Born in Baltimore and educated at the University of Virginia, Karl Shapiro (1913–2000) was an established poet before he was drafted as a soldier in March 1941. He managed to write numerous poems during his three years’ service in Australia and New Guinea, characterizing himself as “a poet in a Battle Zone, which he had seen almost nothing of, who was serenely writing good poetry.” He received a special Guggenheim in 1944 and the Pulitzer Prize in poetry for his book V-Letter and Other Poems (1944). (“The Conscientious Objector” was published in his volume The Trial of a Poet, in 1947.) He went on to have a distinguished poetic career, but chiefly as a poet of “hendecasyllables and the conversational,” committed to formal rigor and to a full representation of ordinary life.
Many of the traditions of American war resistance are profoundly Christian in origin, and many antiwar writers are also Christians. That preponderance becomes less pronounced around this moment, as the community of war resistance begins to diversify; the presence of American-born Jewish writers like Replansky and Shapiro hints at that enlargement.
The gates clanged and they walked you into jail
More tense than felons but relieved to find
The hostile world shut out, the flags that dripped
From every mother’s windowpane, obscene
The bloodlust sweating from the public heart,
The dog authority slavering at your throat.
A sense of quiet, of pulling down the blind
Possessed you. Punishment you felt was clean.
The decks, the catwalks, and the narrow light
Composed a ship. This was a mutinous crew
Troubling the captains for plain decencies,
A Mayflower brim with pilgrims headed out
To establish new theocracies to west,
A Noah’s ark coasting the topmost seas
Ten miles above the sodomites and fish.
These inmates loved the only living doves.
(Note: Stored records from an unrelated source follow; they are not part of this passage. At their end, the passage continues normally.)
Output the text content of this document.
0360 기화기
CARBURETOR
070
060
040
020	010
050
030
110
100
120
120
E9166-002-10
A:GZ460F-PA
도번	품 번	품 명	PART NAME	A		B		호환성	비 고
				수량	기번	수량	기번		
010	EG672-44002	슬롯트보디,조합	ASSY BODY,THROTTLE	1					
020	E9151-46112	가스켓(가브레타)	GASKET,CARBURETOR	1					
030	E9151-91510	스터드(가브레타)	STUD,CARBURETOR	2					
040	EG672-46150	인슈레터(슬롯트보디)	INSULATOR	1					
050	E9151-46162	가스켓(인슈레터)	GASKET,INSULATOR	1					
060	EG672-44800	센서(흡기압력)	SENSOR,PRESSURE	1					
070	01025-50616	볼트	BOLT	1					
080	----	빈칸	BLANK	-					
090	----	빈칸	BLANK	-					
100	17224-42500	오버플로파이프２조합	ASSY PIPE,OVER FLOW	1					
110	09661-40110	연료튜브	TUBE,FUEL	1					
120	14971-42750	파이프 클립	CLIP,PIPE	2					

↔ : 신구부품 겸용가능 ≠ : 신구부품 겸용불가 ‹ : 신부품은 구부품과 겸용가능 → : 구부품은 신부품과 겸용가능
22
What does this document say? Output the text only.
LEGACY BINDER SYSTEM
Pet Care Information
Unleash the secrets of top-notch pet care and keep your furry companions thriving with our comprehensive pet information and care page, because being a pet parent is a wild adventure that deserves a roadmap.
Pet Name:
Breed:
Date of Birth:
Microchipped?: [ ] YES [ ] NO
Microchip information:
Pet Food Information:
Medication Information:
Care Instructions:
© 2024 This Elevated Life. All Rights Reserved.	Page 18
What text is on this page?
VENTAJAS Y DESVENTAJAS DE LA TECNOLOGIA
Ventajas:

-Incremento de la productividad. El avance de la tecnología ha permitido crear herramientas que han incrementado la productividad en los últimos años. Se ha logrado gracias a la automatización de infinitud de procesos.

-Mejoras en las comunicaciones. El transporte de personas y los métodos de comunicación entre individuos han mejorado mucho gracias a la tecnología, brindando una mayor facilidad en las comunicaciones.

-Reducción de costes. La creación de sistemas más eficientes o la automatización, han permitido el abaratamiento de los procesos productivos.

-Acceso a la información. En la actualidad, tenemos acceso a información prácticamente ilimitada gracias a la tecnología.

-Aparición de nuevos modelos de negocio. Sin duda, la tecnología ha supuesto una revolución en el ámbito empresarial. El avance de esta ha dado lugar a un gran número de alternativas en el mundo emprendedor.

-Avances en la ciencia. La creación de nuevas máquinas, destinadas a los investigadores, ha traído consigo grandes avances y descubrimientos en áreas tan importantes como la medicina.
Like all men hunted from the world you made
A good community, voyaging the storm
To no safe Plymouth or green Ararat;
Trouble or calm, the men with Bibles prayed,
The gaunt politicals construed our hate.
The opposite of all armies, you were best
Opposing uniformity and yourselves;
Prison and personality were your fate.
You suffered not so physically but knew
Maltreatment, hunger, ennui of the mind.
Well might the soldier kissing the hot beach
Erupting in his face damn all your kind.
Yet you who saved neither yourselves nor us
Are equally with those who shed the blood
The heroes of our cause. Your conscience is
What we come back to in the armistice.